Hello,
Lately I've been struggling with the following error:
Exception in thread "UniGC thread 4" Exception in thread "UniGC thread 2" Exception in thread "UniGC thread 3" Exception in thread "UniGC thread 5" Exception in thread "UniGC thread 1" java.lang.RuntimeException: cudaEventSynchronize(...) failed
at org.nd4j.nativeblas.Nd4jCuda$NativeOps.eventSynchronize(Native Method)
at org.nd4j.jita.allocator.pointers.cuda.cudaEvent_t.synchronize(cudaEvent_t.java:69)
at org.nd4j.jita.flow.impl.SynchronousFlowController.waitTillFinished(SynchronousFlowController.java:132)

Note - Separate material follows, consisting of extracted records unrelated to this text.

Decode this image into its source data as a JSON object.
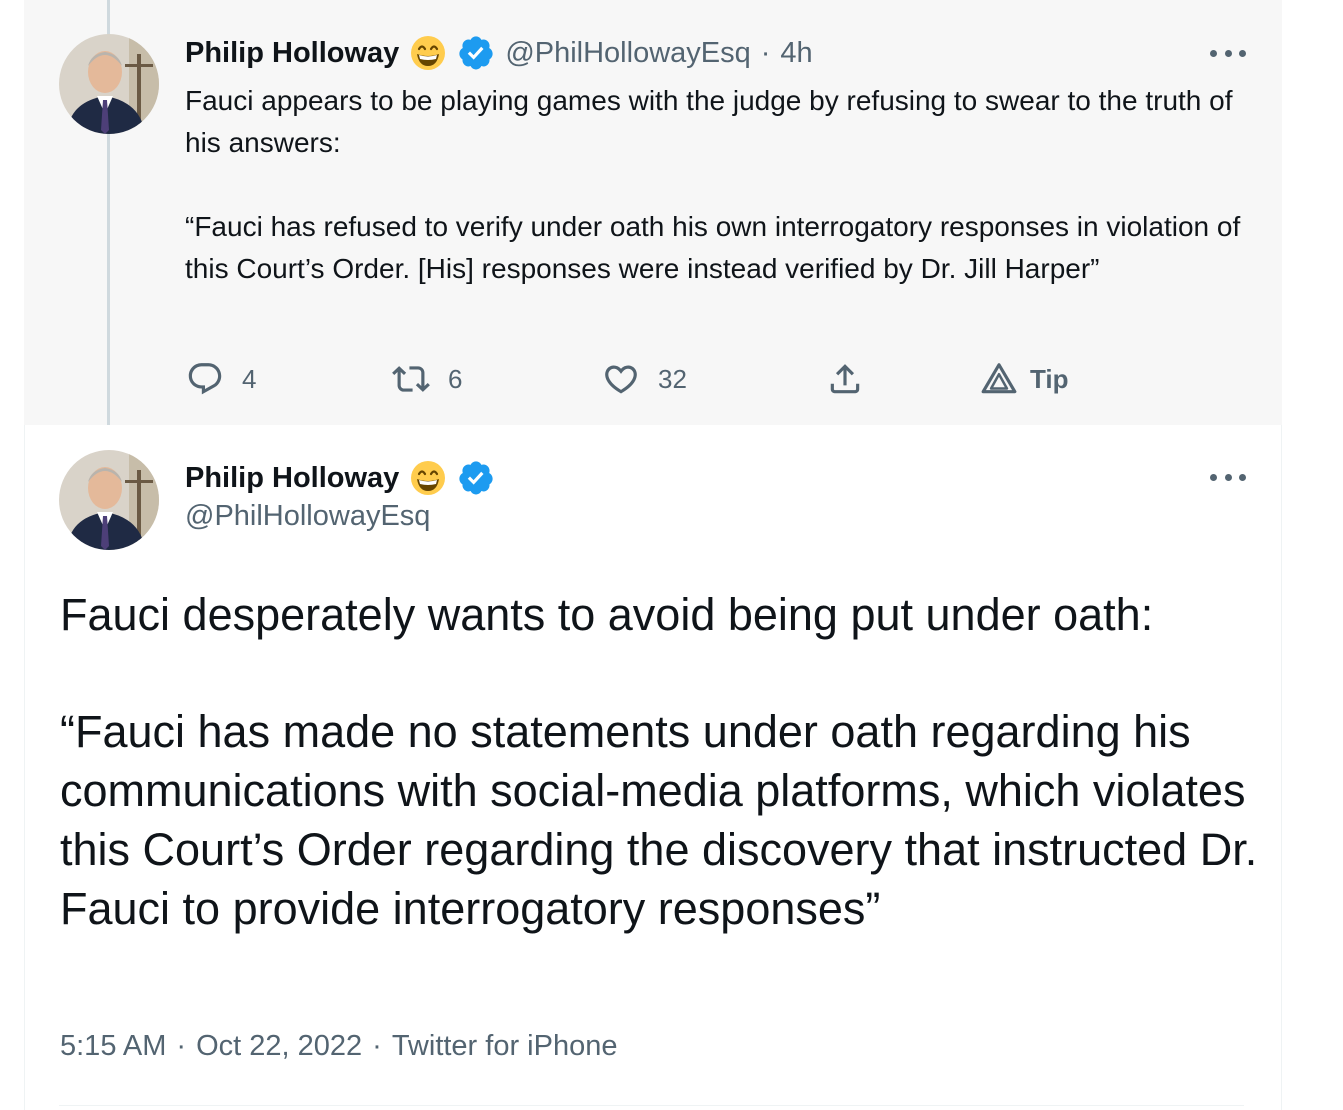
{
  "tweets": {
    "reply": {
      "author_name": "Philip Holloway",
      "handle": "@PhilHollowayEsq",
      "separator": "·",
      "time": "4h",
      "paragraphs": [
        "Fauci appears to be playing games with the judge by refusing to swear to the truth of his answers:",
        "“Fauci has refused to verify under oath his own interrogatory responses in violation of this Court’s Order. [His] responses were instead verified by Dr. Jill Harper”"
      ],
      "actions": {
        "reply_count": "4",
        "retweet_count": "6",
        "like_count": "32",
        "tip_label": "Tip"
      }
    },
    "main": {
      "author_name": "Philip Holloway",
      "handle": "@PhilHollowayEsq",
      "paragraphs": [
        "Fauci desperately wants to avoid being put under oath:",
        "“Fauci has made no statements under oath regarding his communications with social-media platforms, which violates this Court’s Order regarding the discovery that instructed Dr. Fauci to provide interrogatory responses”"
      ],
      "time": "5:15 AM",
      "date": "Oct 22, 2022",
      "source": "Twitter for iPhone",
      "separator": "·"
    }
  },
  "icons": {
    "verified": "verified-badge-icon",
    "emoji": "grinning-face-emoji",
    "reply": "reply-icon",
    "retweet": "retweet-icon",
    "like": "heart-icon",
    "share": "share-icon",
    "tip": "tip-icon",
    "more": "more-icon"
  },
  "colors": {
    "verified_blue": "#1d9bf0",
    "secondary_text": "#536471",
    "primary_text": "#0f1419",
    "thread_line": "#cfd9de",
    "highlight_bg": "#f7f7f7"
  }
}
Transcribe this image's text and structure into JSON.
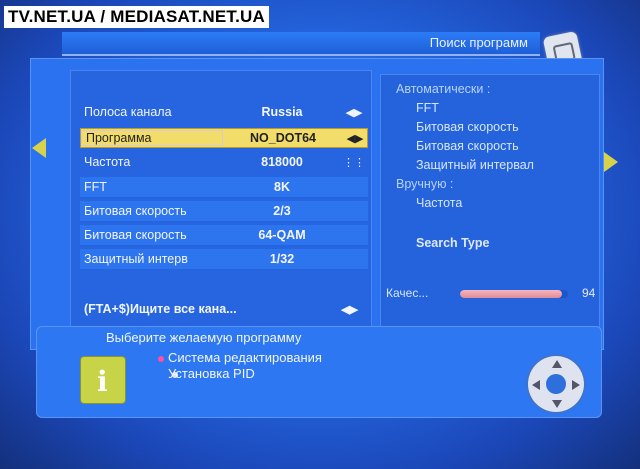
{
  "watermark": "TV.NET.UA / MEDIASAT.NET.UA",
  "title": "Поиск программ",
  "settings": [
    {
      "label": "Полоса канала",
      "value": "Russia",
      "arrow": "◀▶"
    },
    {
      "label": "Программа",
      "value": "NO_DOT64",
      "arrow": "◀▶"
    },
    {
      "label": "Частота",
      "value": "818000",
      "arrow": "⋮⋮"
    },
    {
      "label": "FFT",
      "value": "8K",
      "arrow": ""
    },
    {
      "label": "Битовая скорость",
      "value": "2/3",
      "arrow": ""
    },
    {
      "label": "Битовая скорость",
      "value": "64-QAM",
      "arrow": ""
    },
    {
      "label": "Защитный интерв",
      "value": "1/32",
      "arrow": ""
    }
  ],
  "footer_row": {
    "label": "(FTA+$)Ищите все кана...",
    "arrow": "◀▶"
  },
  "right_panel": {
    "auto_heading": "Автоматически :",
    "auto_items": [
      "FFT",
      "Битовая скорость",
      "Битовая скорость",
      "Защитный интервал"
    ],
    "manual_heading": "Вручную :",
    "manual_items": [
      "Частота"
    ],
    "search_type": "Search Type",
    "quality_label": "Качес...",
    "quality_value": "94",
    "quality_fraction": 0.94
  },
  "hints": {
    "main": "Выберите желаемую программу",
    "items": [
      "Система редактирования",
      "Установка PID"
    ],
    "bullet_colors": [
      "#ff4fa0",
      "#e6e6e6"
    ]
  },
  "icons": {
    "info": "i",
    "nav": "dpad-icon",
    "corner": "menu-card-icon"
  }
}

at org.nd4j.jita.flow.impl.GridFlowController.waitTillFinished(GridFlowController.java:63)
at org.nd4j.jita.flow.impl.SynchronousFlowController.waitTillReleased(SynchronousFlowController.java:229)
at org.nd4j.jita.flow.impl.GridFlowController.waitTillReleased(GridFlowController.java:78)
at org.nd4j.jita.allocator.impl.AtomicAllocator$UnifiedGarbageCollectorThread.run(AtomicAllocator.java:716)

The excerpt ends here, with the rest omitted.